Medline ® Abstract for Reference 53
of 'Overview and classification of the inherited ichthyoses'
Netherton syndrome: disease expression and spectrum of SPINK5 mutations in 21 families.
Bitoun E, Chavanas S, Irvine AD, Lonie L, Bodemer C, Paradisi M, Hamel-Teillac D, Ansai S, Mitsuhashi Y, Taïeb A, de Prost Y, Zambruno G, Harper JI, Hovnanian A
J Invest Dermatol. 2002 Feb;118(2):352-61.

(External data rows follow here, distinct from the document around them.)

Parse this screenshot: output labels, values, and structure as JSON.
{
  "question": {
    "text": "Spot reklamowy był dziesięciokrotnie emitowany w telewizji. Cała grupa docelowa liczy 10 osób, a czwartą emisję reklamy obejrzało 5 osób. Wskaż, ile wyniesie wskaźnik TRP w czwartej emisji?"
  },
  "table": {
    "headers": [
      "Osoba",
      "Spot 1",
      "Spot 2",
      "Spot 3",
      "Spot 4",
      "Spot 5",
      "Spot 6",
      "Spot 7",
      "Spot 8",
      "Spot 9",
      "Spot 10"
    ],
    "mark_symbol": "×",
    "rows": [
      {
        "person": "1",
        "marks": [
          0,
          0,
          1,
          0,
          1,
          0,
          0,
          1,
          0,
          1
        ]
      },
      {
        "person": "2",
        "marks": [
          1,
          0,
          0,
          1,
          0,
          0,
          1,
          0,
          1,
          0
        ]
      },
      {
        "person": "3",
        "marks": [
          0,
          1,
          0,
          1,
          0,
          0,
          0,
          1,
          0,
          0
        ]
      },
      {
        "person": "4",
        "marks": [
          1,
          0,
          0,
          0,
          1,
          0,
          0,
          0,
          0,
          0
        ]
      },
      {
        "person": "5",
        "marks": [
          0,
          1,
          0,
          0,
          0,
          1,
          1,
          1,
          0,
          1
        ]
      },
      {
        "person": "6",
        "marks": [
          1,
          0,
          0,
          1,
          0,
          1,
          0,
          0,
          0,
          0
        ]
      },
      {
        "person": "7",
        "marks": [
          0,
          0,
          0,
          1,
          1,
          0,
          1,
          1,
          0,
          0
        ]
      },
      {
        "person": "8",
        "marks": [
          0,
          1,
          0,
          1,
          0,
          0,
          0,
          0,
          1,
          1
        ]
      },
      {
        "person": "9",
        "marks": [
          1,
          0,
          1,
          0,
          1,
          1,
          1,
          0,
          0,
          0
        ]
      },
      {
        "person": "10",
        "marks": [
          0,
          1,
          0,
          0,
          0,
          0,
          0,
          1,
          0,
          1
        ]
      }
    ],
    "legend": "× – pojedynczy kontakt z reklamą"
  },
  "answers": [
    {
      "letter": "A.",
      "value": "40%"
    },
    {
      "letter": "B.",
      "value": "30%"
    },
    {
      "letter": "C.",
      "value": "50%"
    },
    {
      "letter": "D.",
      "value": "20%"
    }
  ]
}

Netherton syndrome is a severe autosomal recessive skin disorder characterized by congenital erythroderma, a specific hair-shaft abnormality, and atopic manifestations with high IgE levels. Recently, we identified SPINK5, which encodes the serine protease inhibitor Kazal-type 5 protein (LEKTI), as the defective gene in Netherton syndrome. Here we describe the intron-exon organization of the gene and characterize the SPINK5 mutations in patients from 21 families of different geographic origin, using denaturing high performance liquid chromatography and direct sequencing. We identified 18 mutations, of which 13 were novel and seven (39%) were recurrent. The majority of the mutations were clustered between exons 1-8 and exons 21-26. They comprised four nonsense mutations (22%), eight frameshift insertions or deletions (44%), and six splice-site defects (33%). All mutations predict the formation of premature termination codons. Northern blot analysis showed variable reduction of SPINK5 mutant transcript levels, suggesting variable efficiency of nonsense-mediated mRNA decay. Seven patients were homozygotes, eight were compound heterozygotes, and five were heterozygotes with only one identifiable SPINK5 mutation. Five mutations, one of which resulted in perinatal lethal disease in three families, were associated with certain ethnic groups. We also describe 45 intragenic polymorphisms in the patients studied. The clinical features of erythroderma, trichorrhexis invaginata, and atopic manifestations were present in the majority of affected individuals and ichthyosis linearis circumflexa was seen in 12 out of 24 patients. Interfamilial and intrafamilial variation in disease severity was observed, with no clear correlation between mutations and phenotype, suggesting that the degree of severity may be affected by other factors.
Wellcome Trust Center for Human Genetics, Oxford, UK.